Ленинградская бойня. Страшная правда о Блокаде
Шрифт:
Ленинградские предприятия с июля по декабрь 1941 года изготовили 713 танков, 480 бронемашин, 58 бронепоездов и бронеплощадок, свыше 3 тысяч полковых и противотанковых пушек, около 10 тысяч минометов, свыше 3 миллионов снарядов и мин. Все это попадало на фронт практически мгновенно. С конца августа, согласно решению ГКО, вся бронетанковая продукция оставалась в распоряжении Ленинградского фронта. Потеряв безвозвратно в августе 273 танка и 55 бронемашин, а в сентябре — соответственно 262 и 43, к началу октября Ленфронт имел 339 танков, половину из которых составляли КВ и Т-34, и 162 бронеавтомобиля. На базе 1-й Краснознаменной танковой дивизии была сформирована 123-я отдельная танковая бригада (46 танков КВ), на базе 24-й танковой дивизии и других частей — 124-я и 125-я танковые бригады. Последняя отличалась по составу вооружения и имела 26 машин типа КВ и 11 самоходных 76-мм установок на базе танка Т-26. В сентябре же были созданы
Балтийский флот для содействия сухопутным войскам выделил 345 стволов морской артиллерии калибра от 100 до 406 мм, в сентябре выпустивших по противнику свыше 25 тысяч снарядов. В систему ПВО Ленинграда были включены 349 флотских зенитных орудий. С кораблей на сухопутный фронт сошли 68 тысяч моряков.

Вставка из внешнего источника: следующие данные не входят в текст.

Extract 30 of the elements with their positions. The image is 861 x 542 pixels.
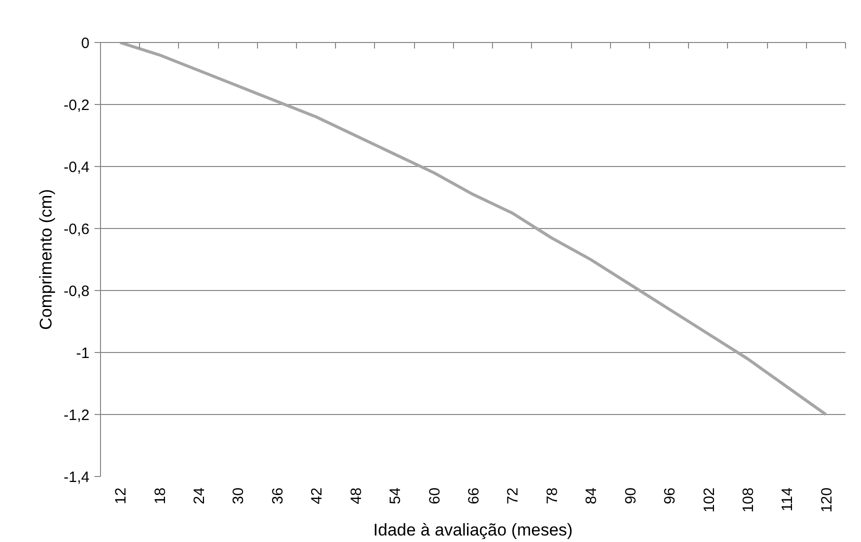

Германское командование отчетливо представляло значение флота, и прежде всего крупных артиллерийских кораблей, в обороне Ленинграда и в связи с этим предприняло во второй половине сентября воздушную операцию с целью уничтожения базировавшихся в Кронштадте морских сил. Для 2-й эскадры штурмовой авиации Люфтваффе, которой командовал оберет Оскар Динорт, боевые корабли стали главной целью. Первый удар по Кронштадту группа из пятнадцати Ю-87 нанесла 19 сентября. Затем массированные налеты были предприняты 21, 22, 23 и 27 сентября. Они сопровождались артиллерийскими обстрелами кораблей, стоявших на Неве, в морском порту, в морском канале. Многочисленные советские зенитки отвечали плотным заградительным огнем. Самый титулованный ас Третьего рейха Ганс Рудель вспоминал: «Оборона была просто убийственной, нигде потом в ходе войны я не видел ничего подобного», но ничто не смогло остановить пилотов «штук», ветеранов польской, французской, балканской кампаний и битвы за Крит.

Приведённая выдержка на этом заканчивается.